SSF: Well, it’s much more restrictive than people might think.  There is a set of guidelines set out by the US Dept of Labor for Internship Programs that falls under the Fair Labor Standards Act which has strict criteria about internship programs in the private sector.  For example, the internship is “for the benefit of the intern” rather than the company, and they even state that the company “derives no immediate advantage” from the intern’s activities to the point that “on occasion its operations may actually be impeded.”  So internships are really for training purposes, which is why they are geared mainly towards college students and recent graduates, to supplement or complement their educational process.

SB: I’ve written a lot about open business (see In an open business people will just show up and start working,  for example). How does that relate to midcareer internships? More new connections = more opportunities for work, right?

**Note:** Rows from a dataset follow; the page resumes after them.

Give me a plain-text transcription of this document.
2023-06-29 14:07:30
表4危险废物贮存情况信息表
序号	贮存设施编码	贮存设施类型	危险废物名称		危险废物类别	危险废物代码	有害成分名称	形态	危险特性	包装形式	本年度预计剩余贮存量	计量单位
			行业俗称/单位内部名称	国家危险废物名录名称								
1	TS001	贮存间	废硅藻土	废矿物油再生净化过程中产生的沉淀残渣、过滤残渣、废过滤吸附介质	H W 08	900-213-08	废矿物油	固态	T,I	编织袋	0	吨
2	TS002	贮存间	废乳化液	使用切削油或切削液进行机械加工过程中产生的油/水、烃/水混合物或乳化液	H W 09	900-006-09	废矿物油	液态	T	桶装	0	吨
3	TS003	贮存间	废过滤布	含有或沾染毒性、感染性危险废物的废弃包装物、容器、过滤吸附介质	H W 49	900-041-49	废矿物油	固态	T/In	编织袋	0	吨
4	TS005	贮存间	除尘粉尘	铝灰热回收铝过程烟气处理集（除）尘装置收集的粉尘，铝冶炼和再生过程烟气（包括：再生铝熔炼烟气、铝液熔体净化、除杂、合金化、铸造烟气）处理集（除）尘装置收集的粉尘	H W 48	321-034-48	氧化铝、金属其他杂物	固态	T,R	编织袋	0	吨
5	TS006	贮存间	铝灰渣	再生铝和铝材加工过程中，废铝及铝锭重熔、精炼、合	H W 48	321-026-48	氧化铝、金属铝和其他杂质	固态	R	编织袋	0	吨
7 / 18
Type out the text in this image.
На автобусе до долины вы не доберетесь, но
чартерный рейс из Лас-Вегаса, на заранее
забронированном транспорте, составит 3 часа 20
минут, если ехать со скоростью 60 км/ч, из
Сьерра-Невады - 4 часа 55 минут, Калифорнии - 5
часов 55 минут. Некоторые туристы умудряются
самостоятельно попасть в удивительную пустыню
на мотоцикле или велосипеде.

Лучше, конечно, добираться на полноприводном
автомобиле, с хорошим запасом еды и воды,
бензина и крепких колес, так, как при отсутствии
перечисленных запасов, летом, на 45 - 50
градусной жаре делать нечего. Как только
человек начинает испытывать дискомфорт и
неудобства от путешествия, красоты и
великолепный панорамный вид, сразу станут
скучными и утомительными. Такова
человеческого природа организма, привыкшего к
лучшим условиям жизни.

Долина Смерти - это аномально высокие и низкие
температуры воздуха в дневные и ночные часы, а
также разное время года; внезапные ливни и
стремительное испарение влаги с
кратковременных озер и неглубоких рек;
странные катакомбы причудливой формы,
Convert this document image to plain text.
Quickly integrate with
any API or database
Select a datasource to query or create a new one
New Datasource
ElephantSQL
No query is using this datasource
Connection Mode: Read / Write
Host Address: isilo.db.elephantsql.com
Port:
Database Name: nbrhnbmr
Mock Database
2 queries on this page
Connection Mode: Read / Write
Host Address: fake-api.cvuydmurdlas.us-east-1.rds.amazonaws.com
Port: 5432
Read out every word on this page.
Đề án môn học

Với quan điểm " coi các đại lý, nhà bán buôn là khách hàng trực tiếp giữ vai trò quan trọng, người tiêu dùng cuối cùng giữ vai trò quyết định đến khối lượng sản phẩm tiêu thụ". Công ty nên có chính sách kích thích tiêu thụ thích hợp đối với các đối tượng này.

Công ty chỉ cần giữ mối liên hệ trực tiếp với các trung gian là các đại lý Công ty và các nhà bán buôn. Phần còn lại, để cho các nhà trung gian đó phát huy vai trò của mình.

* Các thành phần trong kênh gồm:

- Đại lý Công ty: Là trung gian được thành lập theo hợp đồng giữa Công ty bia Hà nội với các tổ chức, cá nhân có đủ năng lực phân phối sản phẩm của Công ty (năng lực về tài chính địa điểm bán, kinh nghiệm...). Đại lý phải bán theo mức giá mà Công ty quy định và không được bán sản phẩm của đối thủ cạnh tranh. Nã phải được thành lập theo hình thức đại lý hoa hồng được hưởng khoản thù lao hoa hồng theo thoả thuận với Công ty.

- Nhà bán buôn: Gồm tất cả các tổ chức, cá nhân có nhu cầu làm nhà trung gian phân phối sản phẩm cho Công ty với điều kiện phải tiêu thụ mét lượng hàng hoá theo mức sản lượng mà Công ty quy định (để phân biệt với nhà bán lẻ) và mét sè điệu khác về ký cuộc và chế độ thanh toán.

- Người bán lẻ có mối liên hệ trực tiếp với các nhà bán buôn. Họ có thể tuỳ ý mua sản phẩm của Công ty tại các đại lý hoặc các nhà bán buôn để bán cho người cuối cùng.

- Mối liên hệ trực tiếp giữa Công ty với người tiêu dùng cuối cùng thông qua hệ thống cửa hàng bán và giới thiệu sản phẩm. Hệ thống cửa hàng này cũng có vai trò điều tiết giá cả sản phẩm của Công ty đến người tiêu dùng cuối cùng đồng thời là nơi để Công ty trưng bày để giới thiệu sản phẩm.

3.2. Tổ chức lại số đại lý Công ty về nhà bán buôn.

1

SSF: I’m a big believer that the perception of a straight career path (aka “climbing the ladder”) is damaging for most people.  The simple fact is that it doesn’t happen that way anymore for most people, and the expectation that it should causes self-doubt, disillusion, and a ridiculous amount of non-productive pressure.  Instead there are sidesteps, steps backwards, and occasionally leaps forward.  So I believe that the mid-career internships are a possible way to expand your professional path and learn new skills.  You get your foot in the door with a company and are theretofore considered an “internal hire” if a job does become available, and you meet and connect with colleagues to grow your professional network.


Sara’s thoughts on more flexible work situations are certainly in line with what I think the market needs, but may run aground the polarization that animates a lot of the discussion around remote work (see The polarization around remote work comes as no surprise), perhaps one of the most divisive issues today in the workplace.